En France, la filière brassicole utilise plusieurs espèces : des orges de printemps deux rangs, des orges d’hiver six rangs et des orges d’hiver deux rangs, ces dernières étant toutefois moins cultivées. L’orge d’hiver six rangs de qualité brassicole est une spécificité française, résultat d’un important investissement de la filière dans la sélection.

Son intérêt est avant tout économique. D’une part, par son positionnement sur le marché : ses prix sont inférieurs à ceux de l’orge de printemps. D’autre part, par son rendement et son poids spécifique, en moyenne supérieurs à ceux de l’orge de printemps, renforçant son intérêt économique en termes de rentabilité des outils industriels et de logistique.

Sa teneur en protéines est par ailleurs moins variable. « L’orge d’hiver six rangs brassicole a contribué à la performance de l’agriculture et des malteurs français à l’international », résume Marc Schmitt, directeur de l’Institut français des boissons, de la brasserie et de la malterie (IFBM).

Moins productive, l’orge de printemps présente une meilleure qualité technologique, tant sur le calibrage, l’extrait (sa teneur en amidon étant plus élevée), la vitesse de germination, la désagrégation… L’orge d’hiver six rangs a, elle, une meilleure activité enzymatique. « On est capable de faire de bonnes bières avec. Son malt s’utilise aussi en mélange avec le malt des orges de printemps deux rangs », ajoute Marc Schmitt.

Des variétés plus performantes

« La filière brassicole est très performante, parce que les différents acteurs se parlent depuis très longtemps. Ils ont mis en place un système d’homologation des orges de brasserie qui correspond à la fois aux attentes des agriculteurs, des malteurs et des brasseurs », décrit Marc Schmitt. Les progrès génétiques accomplis ces vingt dernières années sont « très très significatifs », estime-t-il, tant sur les critères agronomiques que technologiques.

En moyenne, le rendement traité des variétés d’orges brassicoles inscrites entre 2007 et 2020 a progressé de 0,34 q/an en six rangs d’hiver et de 0,69 q/an en deux rangs de printemps, a présenté le spécialiste lors du dernier colloque orges brassicoles, à Reims, en 2024.

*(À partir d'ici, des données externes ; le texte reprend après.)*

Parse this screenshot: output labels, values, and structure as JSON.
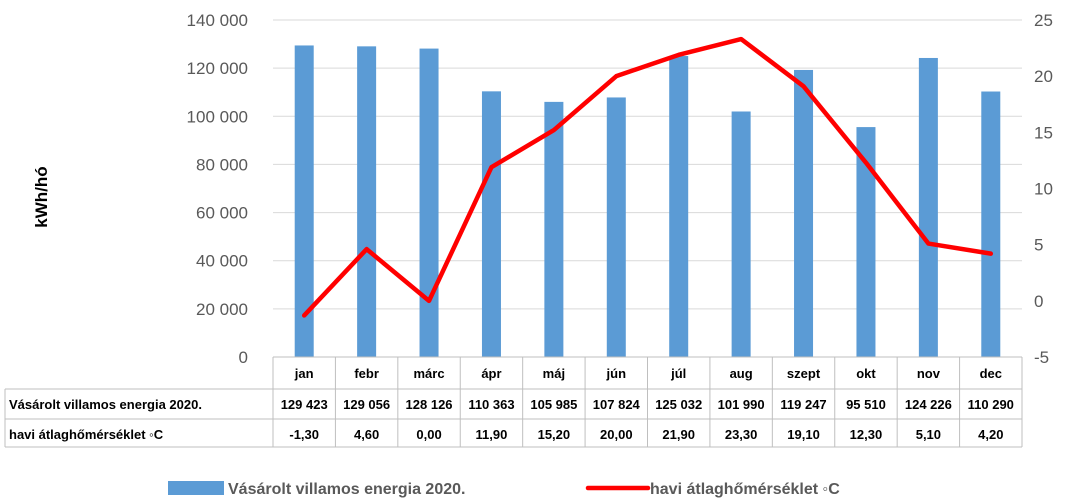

« C’est le premier critère de sélection, car il faut que l’agriculteur ait envie d’implanter ces espèces. Le calibrage est également important, car plus les grains sont gros, plus ils contiennent de l’amidon. Celui-ci permet d’obtenir les sucres fermentescibles qui sont transformés en alcool, CO2 et arômes », détaille ce dernier.

La teneur en protéines, qui doit se situer entre 9,5 et 11,5 %, a très légèrement progressé sur la même période. Il en faut suffisamment pour obtenir une bonne tenue de mousse et une bonne fermentation, mais en excès, elles entraînent des problèmes de troubles de la bière.

Plus récemment, le poids spécifique est devenu un critère pris en compte : quand il est dégradé, comme ce fut le cas lors de la récolte 2024, il entraîne une hausse des coûts de logistiques (stockage, transport…). Il impacte également la productivité des malteries : pour une même quantité d’eau et d’énergie consommée, la quantité de malt produite est inférieure.

Meilleure tolérance aux bioagresseurs

Dans un contexte de réduction d’usage de produits phytos, la sélection a également travaillé à la meilleure tolérance aux bioagresseurs. Désormais, tous les dépôts au CTPS (1) de variétés d’orge d’hiver six rangs brassicoles sont tolérantes à la jaunisse nanisante de l’orge (JNO).

Si l’arrivée de cette tolérance a fait perdre des qualités technologiques (extrait, viscosité du moût…) aux six rangs d’hiver, « les sélectionneurs sont en train de rattraper ce retard », affirme Marc Schmitt. À noter également des inscriptions de variétés d’orges de printemps avec des tolérances à l’helminthosporiose et à la rhynchosporiose, mais également l’arrivée d’une double tolérance JNO et pied chétif en orge d’hiver six rangs.

Le progrès génétique a également permis des avancées sur la consommation d’eau et d’énergie. « Il y a encore quinze à vingt ans, il fallait sept jours de germination pour une orge de printemps, aujourd’hui il faut plutôt trois à quatre jours », illustre Marc Schmitt.

Un autre enjeu fort de la filière est l’adaptation aux aléas climatiques. Dans le cadre du projet Root2Res, Arvalis travaille en appui à la sélection, dans le but d’obtenir des variétés plus résilientes sur tout un panel de cultures, dont l’orge de brasserie.

« Cela passe par du phénotypage racinaire au champ et en situation contrôlée, expose Mélanie Franche, animatrice de la filière orges brassicoles. Les plantes sont soumises ou non à des situations de stress, et on observe comment se développent les racines. » L’objectif est de définir des marqueurs génétiques, dont les semenciers s’empareront.